The Island of St Julius (Isola di San Giulio) in the Lado d'Orta. (Image from Wikimedia Commons by Luca Casartelli)
Modern archeological research has in fact confirmed that a church was built in very ancient times on the island in the same place where a large basilica now stands dedicated to St Julius; he is also mentioned by the 8th century historian of the Lombards, Paul the Deacon. The current building dates from the 12th century, but has of course undergone numerous changes since then. Of particular interest within it are the pulpit, also of the 12th century, decorated with the symbols of the Evangelists, and some frescos of the late 15th century. I thought it would be nice to share these pictures, since Nicola found some old postcards with images of the island and the church.

The Basilica of St Julius (Image from Wikimedia Commons by Rollopack)
An old postcard showing the island from the other side.

An old postcard of the pulpit.
The bull symbolizing St Luke the Evangelist. (Image from Wikimedia Commons by Wolfgang Sauber.)

Decorations on the reverse of the pulpit, a centaur, a deer attacked by two wild animals, and a vegetable pattern. (Image from Wikimedia Commons by the Fondo Paolo Monti, 1965)

Another old postcard showing the Baroque interior of the church and the pulpit.

The relics of St Julius in the crypt chapel.
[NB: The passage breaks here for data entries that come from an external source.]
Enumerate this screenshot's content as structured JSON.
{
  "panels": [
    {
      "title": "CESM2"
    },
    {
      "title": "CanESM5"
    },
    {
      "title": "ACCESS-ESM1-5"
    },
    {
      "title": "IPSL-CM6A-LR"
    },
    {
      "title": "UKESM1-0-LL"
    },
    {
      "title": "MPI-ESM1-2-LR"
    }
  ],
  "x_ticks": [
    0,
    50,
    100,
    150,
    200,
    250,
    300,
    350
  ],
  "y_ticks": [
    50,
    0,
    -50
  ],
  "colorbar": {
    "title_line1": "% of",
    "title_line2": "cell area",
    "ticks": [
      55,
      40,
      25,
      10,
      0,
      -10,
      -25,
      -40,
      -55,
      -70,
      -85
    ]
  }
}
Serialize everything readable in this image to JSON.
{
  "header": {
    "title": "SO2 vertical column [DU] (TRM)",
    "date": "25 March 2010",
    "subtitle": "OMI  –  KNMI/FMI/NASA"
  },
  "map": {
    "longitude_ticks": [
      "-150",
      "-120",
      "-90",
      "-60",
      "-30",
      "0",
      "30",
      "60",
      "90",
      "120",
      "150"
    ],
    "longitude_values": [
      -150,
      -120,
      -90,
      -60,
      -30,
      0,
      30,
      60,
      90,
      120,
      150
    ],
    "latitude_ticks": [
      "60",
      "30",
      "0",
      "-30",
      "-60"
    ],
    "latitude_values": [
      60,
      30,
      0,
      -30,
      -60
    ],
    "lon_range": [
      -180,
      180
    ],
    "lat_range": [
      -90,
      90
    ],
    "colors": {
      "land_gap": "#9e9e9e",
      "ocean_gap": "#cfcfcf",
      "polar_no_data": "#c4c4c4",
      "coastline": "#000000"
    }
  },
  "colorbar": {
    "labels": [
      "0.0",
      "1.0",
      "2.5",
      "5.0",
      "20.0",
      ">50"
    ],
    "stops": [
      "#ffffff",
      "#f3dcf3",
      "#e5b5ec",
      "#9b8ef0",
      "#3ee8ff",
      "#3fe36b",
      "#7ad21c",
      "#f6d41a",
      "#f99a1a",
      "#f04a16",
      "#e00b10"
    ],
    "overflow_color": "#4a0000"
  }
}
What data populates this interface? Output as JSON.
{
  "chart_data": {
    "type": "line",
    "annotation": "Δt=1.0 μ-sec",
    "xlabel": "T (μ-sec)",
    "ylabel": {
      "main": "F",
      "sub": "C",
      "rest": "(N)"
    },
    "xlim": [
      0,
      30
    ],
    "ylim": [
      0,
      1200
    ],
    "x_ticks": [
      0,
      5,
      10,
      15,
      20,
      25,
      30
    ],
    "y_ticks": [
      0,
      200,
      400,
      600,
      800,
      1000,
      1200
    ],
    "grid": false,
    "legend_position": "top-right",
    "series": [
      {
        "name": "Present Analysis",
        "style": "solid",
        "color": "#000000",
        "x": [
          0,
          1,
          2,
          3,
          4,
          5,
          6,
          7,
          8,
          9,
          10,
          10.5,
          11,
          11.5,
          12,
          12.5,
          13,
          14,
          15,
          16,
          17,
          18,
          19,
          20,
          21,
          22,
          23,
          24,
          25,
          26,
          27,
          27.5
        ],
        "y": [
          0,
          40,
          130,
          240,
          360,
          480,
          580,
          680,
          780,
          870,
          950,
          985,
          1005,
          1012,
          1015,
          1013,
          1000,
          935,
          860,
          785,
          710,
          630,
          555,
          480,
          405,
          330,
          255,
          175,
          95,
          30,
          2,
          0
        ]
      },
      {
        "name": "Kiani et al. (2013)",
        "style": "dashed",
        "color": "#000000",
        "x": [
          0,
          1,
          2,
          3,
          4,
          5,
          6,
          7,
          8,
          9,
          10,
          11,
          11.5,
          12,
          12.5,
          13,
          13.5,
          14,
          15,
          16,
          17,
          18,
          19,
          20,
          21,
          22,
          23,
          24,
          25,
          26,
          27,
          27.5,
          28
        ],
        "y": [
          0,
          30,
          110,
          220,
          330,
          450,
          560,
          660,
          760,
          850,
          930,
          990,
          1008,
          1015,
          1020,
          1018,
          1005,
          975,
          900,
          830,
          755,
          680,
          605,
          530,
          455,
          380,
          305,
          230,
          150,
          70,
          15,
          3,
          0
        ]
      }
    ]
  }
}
A clearer view (Image from Wikimedia Commons by BMK Wikimedia , CC BY-SA 3.0 license)
A 15th century fresco of the Trinity, with stories from the life of St Julius below. (Image from Wikimedia Commons by Laurom)
The Doctors of the Church, attributed to Tommaso Cagnola, late 15th century (This and the following image from Wikimedia Commons by Wolfgang Sauber.)
The Nativity of Christ, also attributed to Cagnola.